А через несколько дней он получил приказ… Присев на поваленную березу, он молча разглядывал эту бумажку — приказ из штаба бригады. Он знал, о чем приказ, и не читал, а прислушивался к тому разноголосому гомону в лагере, по которому привык безошибочно определять, чем заняты бойцы и каково их настроение. В лесу было сухо, растревоженная чаща источала хвойный настой и дымок кухонь; от этого першило в горле. Ему захотелось пить, он даже оглянулся — хорошо бы к ручью припасть…

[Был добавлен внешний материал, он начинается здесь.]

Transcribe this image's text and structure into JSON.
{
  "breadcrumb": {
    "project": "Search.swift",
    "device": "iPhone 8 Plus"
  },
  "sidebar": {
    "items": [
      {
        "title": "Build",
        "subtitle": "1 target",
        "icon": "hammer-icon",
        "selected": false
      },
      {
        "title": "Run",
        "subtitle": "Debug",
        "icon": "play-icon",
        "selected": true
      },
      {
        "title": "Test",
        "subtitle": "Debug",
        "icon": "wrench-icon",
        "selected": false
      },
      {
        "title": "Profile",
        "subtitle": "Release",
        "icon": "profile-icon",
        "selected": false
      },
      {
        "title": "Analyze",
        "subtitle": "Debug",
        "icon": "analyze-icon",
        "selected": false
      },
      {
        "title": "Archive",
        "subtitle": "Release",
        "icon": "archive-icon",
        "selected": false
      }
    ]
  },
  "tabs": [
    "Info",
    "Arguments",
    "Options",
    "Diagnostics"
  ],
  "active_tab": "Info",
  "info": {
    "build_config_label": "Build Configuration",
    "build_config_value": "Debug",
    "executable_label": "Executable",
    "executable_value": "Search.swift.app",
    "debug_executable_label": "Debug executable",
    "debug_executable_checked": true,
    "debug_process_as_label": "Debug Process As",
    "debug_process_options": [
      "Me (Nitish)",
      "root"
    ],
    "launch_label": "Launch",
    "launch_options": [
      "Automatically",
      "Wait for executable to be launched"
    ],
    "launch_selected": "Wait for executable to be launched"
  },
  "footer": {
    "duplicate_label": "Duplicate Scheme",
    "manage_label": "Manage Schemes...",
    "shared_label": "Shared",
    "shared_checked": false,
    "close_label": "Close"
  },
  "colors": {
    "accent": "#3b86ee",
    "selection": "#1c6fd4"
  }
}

Невдалеке травили что-то о древних греках, эликсире жизни, разносился хохот, однако Бойко все вертел в руках злополучную бумажку. Ему не хотелось сейчас слушать о древних греках, ему хотелось тишины… В бумажке подтверждалось то, о чем он, в общем, знал: его отряд расформировывался. Здоровые бойцы уйдут на пополнение армии, раненые и хворые — в тыл, и с ними он, Бойко. И невольно сознание переносило его в иную, непривычную жизнь, от которой он отвык и которой страшился.
Он сидел в прогретом, до одури пахнущем хвоей гущарнике и думал о людях, с которыми съел не один пуд соли. Что за люди! Редко кто из них не имел замученных или угнанных на каторгу в Германию родных, все они жили в беспрерывных стычках с карателями, бойцы!.. В эти Минуты и он чувствовал себя рядовым, который все годы справлял черновую работу — тянул лямку… Где-то гремели орудия, подвывали невидимые самолеты, но Бойко прощался с войной, он стал думать о будущей жизни, работе. Планы эти как-то не клеились, на память пришло, как после ранения осаждал он военкомат и всякие комиссии с просьбой вернуть его в строй и как был рад, когда его направили в Белорусский штаб партизанского движения, а оттуда в немецкий тыл…
Однако слух его ловил звуки жизни отряда, он слышал чей-то невнятный говор: что-то о семье… Эти разговоры о женах и семьях в последнее время он слушал с душевной болью, участь Симы оставалась неизвестной, и эта неизвестность давила.
Погруженный в свои мысли, он встал. Через час он попрощается с теми, кто пойдет дальше, на запад, и поднимет на колесо остальных — раненых, больных и старых.